Pour les autres sculptures autonomes, moins recroquevillées, s’élevant tout en circonvolutions, sinuosités ou girations, tout se passe un peu comme si les lignes des pastels s’étaient matérialisées, solidifiées. Dans les aquarelles, dans les huiles, plus de densité, et toujours la plus grande fraîcheur, de la prolifération, on dira volontiers qu’elles se mettent à flamber d’un fourmillement de lignes et de couleurs.

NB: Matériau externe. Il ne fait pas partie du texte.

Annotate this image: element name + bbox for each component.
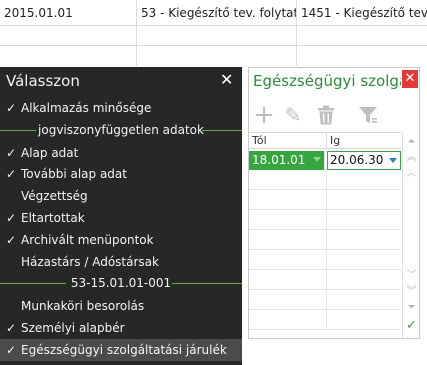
add-icon[interactable]: + [251,102,277,128]
menu-item-alkalmazas-minosege[interactable]: ✓ Alkalmazás minősége [0,97,242,119]
menu-item-hazastars-adostarsak[interactable]: Házastárs / Adóstársak [0,251,242,273]
filter-icon-graphic [359,107,377,123]
menu-section-label: jogviszonyfüggetlen adatok [38,123,204,137]
edit-icon[interactable]: ✎ [280,102,306,128]
scroll-bottom-icon[interactable]: ⏷ [403,300,420,316]
dropdown-arrow-icon[interactable] [389,158,397,163]
scroll-down-icon[interactable]: ﹀ [403,268,420,284]
grid-header: Tól Ig [249,133,401,149]
period-grid: Tól Ig 18.01.01 20.06.30 [249,132,401,338]
menu-item-archivalt-menupontok[interactable]: ✓ Archivált menüpontok [0,229,242,251]
table-row[interactable] [0,46,427,66]
grid-row [249,231,401,250]
menu-section-label: 53-15.01.01-001 [70,276,172,290]
empty-cell [249,291,327,310]
table-cell-code [297,26,427,45]
menu-item-label: Eltartottak [21,211,85,225]
grid-row [249,291,401,310]
scroll-top-icon[interactable]: ⏶ [403,134,420,150]
check-icon: ✓ [5,167,17,181]
menu-item-label: Alap adat [21,146,79,160]
table-row[interactable] [0,26,427,46]
column-header-tol[interactable]: Tól [249,133,327,149]
menu-item-label: Végzettség [21,189,88,203]
check-icon: ✓ [5,233,17,247]
menu-item-vegzettseg[interactable]: Végzettség [0,185,242,207]
empty-cell [249,191,327,210]
check-icon: ✓ [5,211,17,225]
choose-menu: Válasszon ✕ ✓ Alkalmazás minősége jogvis… [0,67,242,365]
menu-item-eltartottak[interactable]: ✓ Eltartottak [0,207,242,229]
panel-header: Egészségügyi szolgá ✕ [249,68,419,96]
screen: 2015.01.01 53 - Kiegészítő tev. folytató… [0,0,427,365]
menu-item-label: Munkaköri besorolás [21,299,145,313]
menu-item-label: Házastárs / Adóstársak [21,255,159,269]
empty-cell [249,271,327,290]
empty-cell [249,211,327,230]
dropdown-arrow-icon[interactable] [313,157,321,162]
panel-title: Egészségügyi szolgá [253,72,401,90]
date-from-value: 18.01.01 [252,153,306,167]
page-up-icon[interactable]: ︽ [403,150,420,166]
check-icon: ✓ [5,146,17,160]
empty-cell [249,311,327,330]
background-table: 2015.01.01 53 - Kiegészítő tev. folytató… [0,0,427,66]
table-cell-code [297,46,427,66]
page-down-icon[interactable]: ︾ [403,284,420,300]
table-cell-activity [137,26,297,45]
table-cell-activity: 53 - Kiegészítő tev. folytató [137,0,297,25]
check-icon: ✓ [5,343,17,357]
menu-item-egeszsegugyi-szolgaltatasi-jarulek[interactable]: ✓ Egészségügyi szolgáltatási járulék [0,339,242,361]
menu-item-label: Alkalmazás minősége [21,101,152,115]
table-cell-code: 1451 - Kiegészítő tev. [301,6,427,20]
grid-navigation: ⏶ ︽ ︿ ﹀ ︾ ⏷ ✓ [402,132,419,338]
empty-cell [249,231,327,250]
date-to-value: 20.06.30 [330,153,384,167]
grid-row[interactable]: 18.01.01 20.06.30 [249,151,401,170]
grid-row [249,271,401,290]
date-to-cell[interactable]: 20.06.30 [327,151,401,170]
column-header-ig[interactable]: Ig [327,133,401,149]
table-row[interactable]: 2015.01.01 53 - Kiegészítő tev. folytató… [0,0,427,26]
menu-section-separator: 53-15.01.01-001 [0,274,242,292]
trash-icon-graphic [318,105,334,125]
menu-section-separator: jogviszonyfüggetlen adatok [0,121,242,139]
scroll-up-icon[interactable]: ︿ [403,166,420,182]
panel-toolbar: + ✎ [249,100,419,130]
empty-cell [249,251,327,270]
detail-panel: Egészségügyi szolgá ✕ + ✎ Tól Ig 18.01.0… [248,67,420,339]
date-from-cell[interactable]: 18.01.01 [249,151,325,170]
confirm-check-icon[interactable]: ✓ [403,318,420,334]
grid-row [249,191,401,210]
panel-close-icon[interactable]: ✕ [402,70,418,88]
menu-item-munkakori-besorolas[interactable]: Munkaköri besorolás [0,295,242,317]
grid-row [249,171,401,190]
filter-icon[interactable] [355,102,381,128]
check-icon: ✓ [5,321,17,335]
table-cell-date [0,46,137,66]
table-cell-date: 2015.01.01 [0,0,137,25]
menu-item-label: Archivált menüpontok [21,233,154,247]
table-cell-activity [137,46,297,66]
table-cell-date [0,26,137,45]
grid-row [249,251,401,270]
menu-item-tovabbi-alap-adat[interactable]: ✓ További alap adat [0,163,242,185]
check-icon: ✓ [5,101,17,115]
grid-row [249,211,401,230]
empty-cell [249,171,327,190]
menu-item-szemelyi-alapber[interactable]: ✓ Személyi alapbér [0,317,242,339]
menu-item-label: Egészségügyi szolgáltatási járulék [21,343,227,357]
menu-title: Válasszon [6,72,80,90]
menu-close-icon[interactable]: ✕ [220,70,233,89]
delete-icon[interactable] [313,102,339,128]
menu-item-label: Személyi alapbér [21,321,125,335]
menu-item-label: További alap adat [21,167,127,181]
grid-row [249,311,401,330]
menu-item-alap-adat[interactable]: ✓ Alap adat [0,142,242,164]
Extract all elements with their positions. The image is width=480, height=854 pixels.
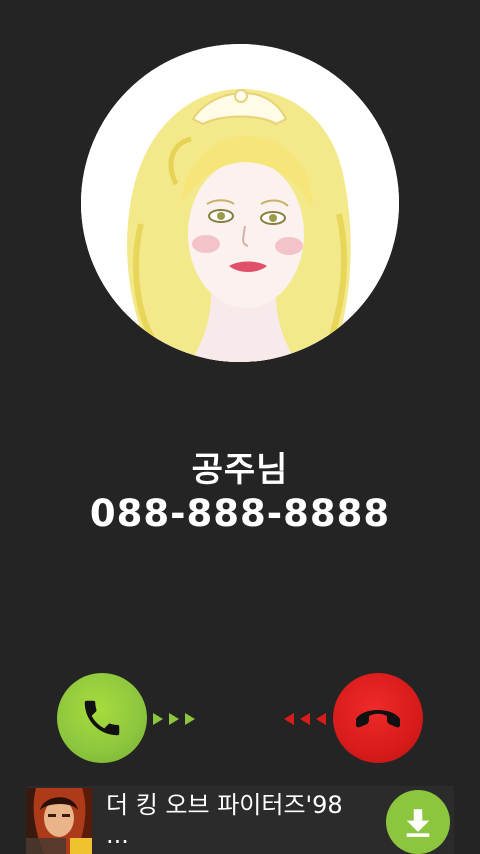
game-app-icon xyxy=(26,788,92,854)
swipe-right-arrows xyxy=(153,711,197,727)
ad-subtitle: ... xyxy=(106,821,129,849)
caller-number: 088-888-8888 xyxy=(89,492,391,535)
caller-avatar xyxy=(81,44,399,362)
hang-up-icon xyxy=(356,710,400,728)
download-icon xyxy=(406,809,430,837)
phone-handset-icon xyxy=(84,700,120,736)
ad-download-button[interactable] xyxy=(386,790,450,854)
ad-banner[interactable]: 더 킹 오브 파이터즈'98 ... xyxy=(26,786,454,854)
decline-call-button[interactable] xyxy=(333,673,423,763)
accept-call-button[interactable] xyxy=(57,673,147,763)
ad-title: 더 킹 오브 파이터즈'98 xyxy=(106,791,343,819)
caller-name: 공주님 xyxy=(191,450,289,490)
swipe-left-arrows xyxy=(284,711,328,727)
princess-portrait-image xyxy=(81,44,399,362)
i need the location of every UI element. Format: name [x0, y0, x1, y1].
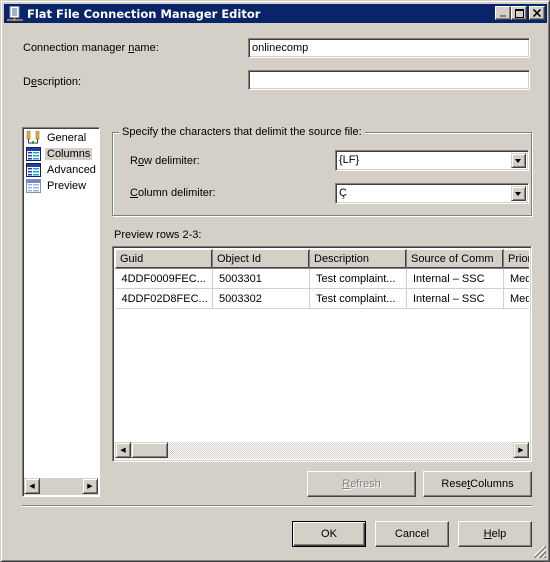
resize-grip-icon[interactable] [534, 546, 546, 558]
maximize-icon [514, 8, 524, 18]
table-cell: Test complaint... [309, 268, 407, 289]
close-button[interactable] [529, 6, 545, 20]
nav-horizontal-scrollbar[interactable]: ◀ ▶ [24, 478, 98, 495]
preview-icon [26, 179, 42, 193]
cancel-button[interactable]: Cancel [375, 521, 449, 547]
general-icon [26, 130, 42, 145]
connection-name-input[interactable]: onlinecomp [248, 38, 530, 58]
ok-button[interactable]: OK [292, 521, 366, 547]
row-delimiter-label: Row delimiter: [130, 155, 200, 167]
arrow-right-icon: ▶ [518, 447, 524, 454]
preview-grid[interactable]: Guid Object Id Description Source of Com… [112, 246, 532, 462]
grid-horizontal-scrollbar[interactable]: ◀ ▶ [115, 442, 529, 459]
table-cell: 5003302 [212, 288, 310, 309]
nav-item-preview[interactable]: Preview [26, 178, 88, 194]
columns-icon [26, 147, 42, 161]
delimiter-group-title: Specify the characters that delimit the … [119, 126, 365, 138]
row-delimiter-select[interactable]: {LF} [335, 150, 529, 171]
scroll-right-button[interactable]: ▶ [82, 478, 98, 494]
column-header[interactable]: Priori [503, 249, 529, 269]
dropdown-arrow-icon[interactable] [511, 186, 526, 201]
table-cell: 4DDF0009FEC... [115, 268, 213, 289]
table-cell: Internal – SSC [406, 268, 504, 289]
connection-manager-icon [7, 5, 23, 22]
description-label: Description: [23, 76, 82, 88]
column-header[interactable]: Description [309, 249, 407, 269]
arrow-left-icon: ◀ [29, 483, 35, 490]
table-cell: Medi [503, 268, 529, 289]
description-input[interactable] [248, 70, 530, 90]
column-delimiter-label: Column delimiter: [130, 187, 216, 199]
scroll-left-button[interactable]: ◀ [24, 478, 40, 494]
column-delimiter-select[interactable]: Ç [335, 183, 529, 204]
column-header[interactable]: Object Id [212, 249, 310, 269]
window-title: Flat File Connection Manager Editor [27, 6, 261, 21]
minimize-icon [500, 15, 506, 17]
nav-item-columns[interactable]: Columns [26, 146, 93, 162]
preview-table: Guid Object Id Description Source of Com… [115, 249, 529, 309]
scroll-left-button[interactable]: ◀ [115, 442, 131, 458]
arrow-left-icon: ◀ [120, 447, 126, 454]
table-cell: 4DDF02D8FEC... [115, 288, 213, 309]
advanced-icon [26, 163, 42, 177]
page-navigation-list[interactable]: General Columns Advanced Preview ◀ ▶ [22, 127, 100, 497]
minimize-button[interactable] [495, 6, 511, 20]
separator [22, 505, 532, 507]
help-button[interactable]: Help [458, 521, 532, 547]
preview-rows-label: Preview rows 2-3: [114, 229, 202, 241]
header-row: Guid Object Id Description Source of Com… [115, 249, 529, 269]
close-icon [533, 9, 541, 17]
dropdown-arrow-icon[interactable] [511, 153, 526, 168]
table-row[interactable]: 4DDF02D8FEC... 5003302 Test complaint...… [115, 288, 529, 309]
reset-columns-button[interactable]: Rese t Columns [423, 471, 532, 497]
table-cell: Test complaint... [309, 288, 407, 309]
maximize-button[interactable] [511, 6, 527, 20]
table-cell: Internal – SSC [406, 288, 504, 309]
column-header[interactable]: Source of Comm [406, 249, 504, 269]
table-cell: Medi [503, 288, 529, 309]
table-row[interactable]: 4DDF0009FEC... 5003301 Test complaint...… [115, 268, 529, 289]
table-cell: 5003301 [212, 268, 310, 289]
column-header[interactable]: Guid [115, 249, 213, 269]
scroll-thumb[interactable] [131, 442, 168, 458]
dialog-window: Flat File Connection Manager Editor Conn… [0, 0, 550, 562]
nav-item-general[interactable]: General [26, 130, 88, 146]
scroll-right-button[interactable]: ▶ [513, 442, 529, 458]
refresh-button[interactable]: Refresh [307, 471, 416, 497]
connection-name-label: Connection manager name: [23, 42, 159, 54]
title-bar[interactable]: Flat File Connection Manager Editor [4, 4, 547, 23]
delimiter-groupbox: Specify the characters that delimit the … [112, 126, 532, 216]
nav-item-advanced[interactable]: Advanced [26, 162, 98, 178]
arrow-right-icon: ▶ [87, 483, 93, 490]
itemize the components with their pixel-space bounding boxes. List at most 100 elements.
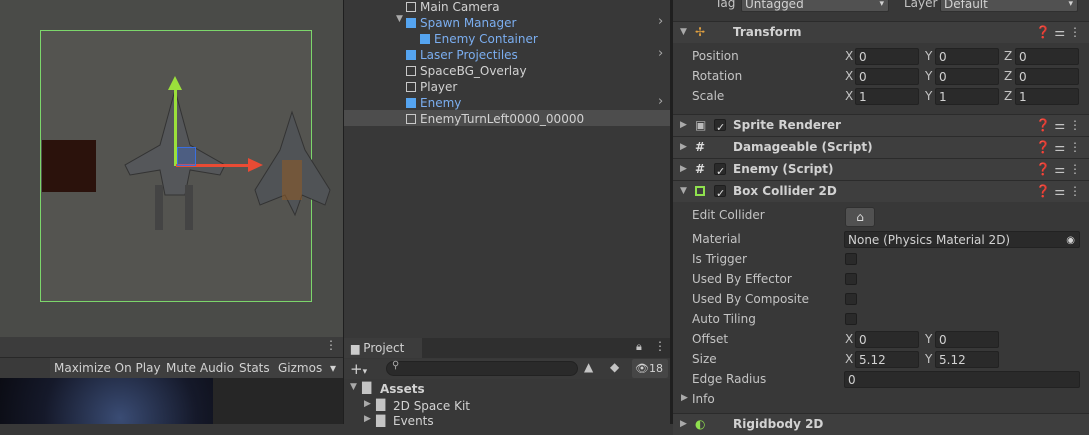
folder-icon: ▇: [376, 397, 386, 411]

On pourrait s’attarder longuement aux noms (poétiques) que Nancy Graves a donnés à ses œuvres. Aux emprunts qu’elle a faits, à gauche et à droite, aussi bien à la biologie avec tel nom d’un mammifère d’Afrique du sud qu’à des vers d’Octavio Paz, comme pour cette œuvre majeure de 1991, Fat Drops of the Milk of Silence. Paradoxalement en l’occurrence, alors qu’il n’y a pas de travail plus parlant que le sien. Chantant, voire criant, au sens où la voix exprime la joie. Dans son ouverture, son incessante recherche, l’art de Nancy Graves s’avère grisant. Une sorte d’exaltation est inscrite dans son essence et sa facture mêmes.